Sivilcelerle mücadelede bütüncül yaklaşımı benimseyin
Hepimiz toksik olmayan iyi bir cilt bakımı rutinini sevsek de bu, sivilcenin temel nedenlerini tedavi etme açısından yapbozun yalnızca bir parçasıdır. Diyet ve yaşam tarzı düzenlemeleri, birçok insanın parlak, sivilcesiz bir cilde kavuşması ve gelecekte ortaya çıkabilecek sivilcelerin önlenmesi açısından çok önemlidir. Akne yönetimine yönelik en önemli bütünsel ipuçlarımız şunları içerir:
-
Düzenli ve uygun egzersiz: Düzenli bir egzersiz rutini, genel inflamasyonu ve kortizol seviyelerini düşürerek, kan şekeri kontrolünü iyileştirerek ve detoksifikasyona yardımcı olarak akneyi azaltabilir. Ancak aşırı terlemenin sivilceyi artırabileceğini unutmayın.
-
Akne dostu bir diyet uygulamak: İnflamasyonu düşük tutmak ve kan şekeri seviyelerini kontrol altında tutmak sivilceyle mücadelede kritik öneme sahiptir. Bunu yapmanın en iyi yolu, organik sebzeler ve meyveler, yüksek kaliteli protein kaynakları (otla beslenen etler, merada yetiştirilen yumurtalar, fasulye ve baklagiller) ve cilde özgü besinler açısından zengin, anti-inflamatuar bir diyet uygulamaktır.
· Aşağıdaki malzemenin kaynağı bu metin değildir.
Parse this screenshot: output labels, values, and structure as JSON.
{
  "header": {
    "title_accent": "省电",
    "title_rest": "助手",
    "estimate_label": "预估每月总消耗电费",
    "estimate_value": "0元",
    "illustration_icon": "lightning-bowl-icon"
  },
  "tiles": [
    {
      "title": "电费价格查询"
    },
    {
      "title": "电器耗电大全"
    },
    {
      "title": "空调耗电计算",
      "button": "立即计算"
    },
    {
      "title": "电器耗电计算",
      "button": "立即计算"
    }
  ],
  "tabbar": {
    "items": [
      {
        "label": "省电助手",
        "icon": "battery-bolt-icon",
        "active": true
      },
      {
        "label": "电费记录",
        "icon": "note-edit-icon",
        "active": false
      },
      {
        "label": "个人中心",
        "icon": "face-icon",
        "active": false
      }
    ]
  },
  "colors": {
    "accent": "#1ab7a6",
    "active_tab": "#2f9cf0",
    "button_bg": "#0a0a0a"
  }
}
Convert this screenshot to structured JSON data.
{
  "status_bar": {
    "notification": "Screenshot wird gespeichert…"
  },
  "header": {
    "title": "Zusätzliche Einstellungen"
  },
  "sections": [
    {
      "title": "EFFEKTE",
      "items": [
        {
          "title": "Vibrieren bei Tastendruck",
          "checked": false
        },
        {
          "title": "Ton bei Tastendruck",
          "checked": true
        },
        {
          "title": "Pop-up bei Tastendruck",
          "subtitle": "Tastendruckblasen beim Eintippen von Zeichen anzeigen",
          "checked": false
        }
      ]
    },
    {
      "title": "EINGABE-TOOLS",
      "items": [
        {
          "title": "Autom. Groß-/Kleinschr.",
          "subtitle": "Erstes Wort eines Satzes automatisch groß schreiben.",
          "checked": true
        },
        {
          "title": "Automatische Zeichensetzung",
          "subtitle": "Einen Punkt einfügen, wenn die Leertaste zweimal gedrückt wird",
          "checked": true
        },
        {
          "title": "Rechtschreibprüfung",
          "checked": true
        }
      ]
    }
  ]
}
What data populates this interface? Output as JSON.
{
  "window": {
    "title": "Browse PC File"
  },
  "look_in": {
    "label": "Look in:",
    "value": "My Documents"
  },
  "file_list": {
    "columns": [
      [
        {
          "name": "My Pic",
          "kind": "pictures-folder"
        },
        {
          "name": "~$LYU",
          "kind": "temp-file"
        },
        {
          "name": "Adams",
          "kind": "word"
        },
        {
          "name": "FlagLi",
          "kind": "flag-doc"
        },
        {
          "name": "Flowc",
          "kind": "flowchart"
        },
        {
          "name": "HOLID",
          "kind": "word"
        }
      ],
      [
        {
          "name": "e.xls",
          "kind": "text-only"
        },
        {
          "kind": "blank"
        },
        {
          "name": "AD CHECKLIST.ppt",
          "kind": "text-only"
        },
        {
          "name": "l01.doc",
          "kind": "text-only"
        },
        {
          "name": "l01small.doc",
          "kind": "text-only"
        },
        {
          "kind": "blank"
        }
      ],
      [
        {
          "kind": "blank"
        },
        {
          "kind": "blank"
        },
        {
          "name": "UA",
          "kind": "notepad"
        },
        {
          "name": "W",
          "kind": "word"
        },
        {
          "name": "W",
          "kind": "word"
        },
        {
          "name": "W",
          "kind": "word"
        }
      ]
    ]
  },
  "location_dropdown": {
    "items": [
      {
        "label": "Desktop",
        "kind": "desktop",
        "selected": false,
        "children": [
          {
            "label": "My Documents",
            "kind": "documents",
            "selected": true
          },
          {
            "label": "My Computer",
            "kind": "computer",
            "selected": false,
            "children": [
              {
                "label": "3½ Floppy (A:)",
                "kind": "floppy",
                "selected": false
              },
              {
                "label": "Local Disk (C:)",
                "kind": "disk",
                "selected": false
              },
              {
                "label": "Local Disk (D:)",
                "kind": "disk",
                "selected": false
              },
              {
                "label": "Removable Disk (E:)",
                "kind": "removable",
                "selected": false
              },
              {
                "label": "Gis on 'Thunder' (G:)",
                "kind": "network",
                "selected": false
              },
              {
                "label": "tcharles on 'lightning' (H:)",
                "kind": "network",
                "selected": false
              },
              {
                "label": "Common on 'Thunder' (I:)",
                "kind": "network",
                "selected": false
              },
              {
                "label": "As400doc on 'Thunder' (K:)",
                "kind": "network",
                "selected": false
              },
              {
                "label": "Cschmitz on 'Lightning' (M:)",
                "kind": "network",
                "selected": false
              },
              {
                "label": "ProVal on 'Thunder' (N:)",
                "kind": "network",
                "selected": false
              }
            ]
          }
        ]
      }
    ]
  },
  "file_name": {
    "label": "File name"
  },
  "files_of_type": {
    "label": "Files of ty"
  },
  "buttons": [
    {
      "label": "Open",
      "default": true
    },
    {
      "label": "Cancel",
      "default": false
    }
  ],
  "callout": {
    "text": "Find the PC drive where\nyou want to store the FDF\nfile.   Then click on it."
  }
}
Cilde özgü besinler şunları içerir:
-
Omega-3 Yağ Asitleri (yağlı balıklarda, keten tohumlarında, kenevir tohumlarında, chia tohumlarında bulunur)
-
Çinko (istiridye, kırmızı et, kabak çekirdeği ve bitter çikolatada bulunur)
-
Protein / Amino Asitler (özellikle glisin, prolin, glutamin, lizin amino asitleri)
-
A Vitamini (karaciğer, yumurta, havuç, tatlı patates, yağlı balıkta bulunur)
-
C Vitamini (çilek, portakal, brokoli, biber ve domateste bulunur)
-
Anti-inflamatuar bir diyet aynı zamanda rafine şekerler, işlenmiş karbonhidratlar, rafine yağlar (bitkisel yağ, kanola yağı, ayçiçek yağı vb.), kızarmış veya ağır işlenmiş gıdalar ve alkol dahil olmak üzere inflamatuar yapıcı gıdalardan kaçınmayı da gerektirir.
-
Simbiyotikler, probiyotikler ve prebiyotiklerin bir kombinasyonudur ve bunların faydalarının, bağırsak mikrobiyomu üzerindeki etkilerinden kaynaklandığı varsayılmaktadır. Diğer etkilerin yanı sıra, faydalı bağırsak mikropları, cilt bariyer fonksiyonunun iyileştirilmesine ve inflamatuar tepkinin modüle edilmesine yardımcı olan kısa zincirli yağ asitleri üretir. Simbiyotik kaynakları; yulaf+ yoğurt, yoğurt+ bal, feta peyniri+ soğan…
-
Uykuyu optimize etmek ve stresi azaltmak: Stres seviyelerini yönetmek ve 7-9 saat dinlendirici uyku çekmek, inflamasyonu düşük tutmak ve vücuda cildi iyileştirmek ve onarmak için ihtiyaç duyduğu kaynakları sağlamak için kritik öneme sahiptir.
-
Omega-3 yağ asitleri arasında alfa-linolenik asit (ALA), eikosapentaenoik asit (EPA) ve dokosaheksaenoik asit (DHA) bulunur. Omega-3 yağ asitlerinin türevlerinin, transkripsiyon faktörleri olarak hareket ederek ve bağışıklık modülatörleri olarak inflamasyonu azaltarak cilt bariyerini etkilediği düşünülmektedir.
-
Güneş ışığı / güneş kremi: Uygun güneş ışığına maruz kalmak genel sağlık ve D vitamini düzeyleri açısından faydalı olsa da güneş yanıkları cilde zarar verebilir ve cilt bariyerlerinin bozulmasına neden olabilir. Güneş koruyucu seçerken toksik olmayan mineral bazlı güneş koruyucuları seçin.
Sonuç olarak sivilcenin meydana gelmesini etkileyecek birçok faktör bulunmaktadır. Bireyin tükettiği besinler ile salgılanacak serum düzeyi ve içeriği değişiklik göstereceğinden dolayı sivilce ile beslenmenin ilişkisi olduğu her zaman dikkatleri çekmiştir. Akne tedavisinde bütünsel yaklaşım en doğru yaklaşımlardan biri olacaktır. Düzenli ve dengeli beslenme, cildi temiz tutma, düzenli bakımlar yapma gibi yaklaşımlar daha iyi bir cilde sahip olmanıza yardımcı olabilir. Akne tedavinize başlamadan önce sağlık profesyonellerinden yardım almanız gerektiğini unutmamalısınız. İnternette veya bir başkasından duyduğunuz ‘sivilce önleyici maske, bir gecede sivilce nasıl geçer vb.’ videolara, yazılara aldırış etmemeli, sağlık profesyonelleriyle çalışıp bütünsel yaklaşmalısınız.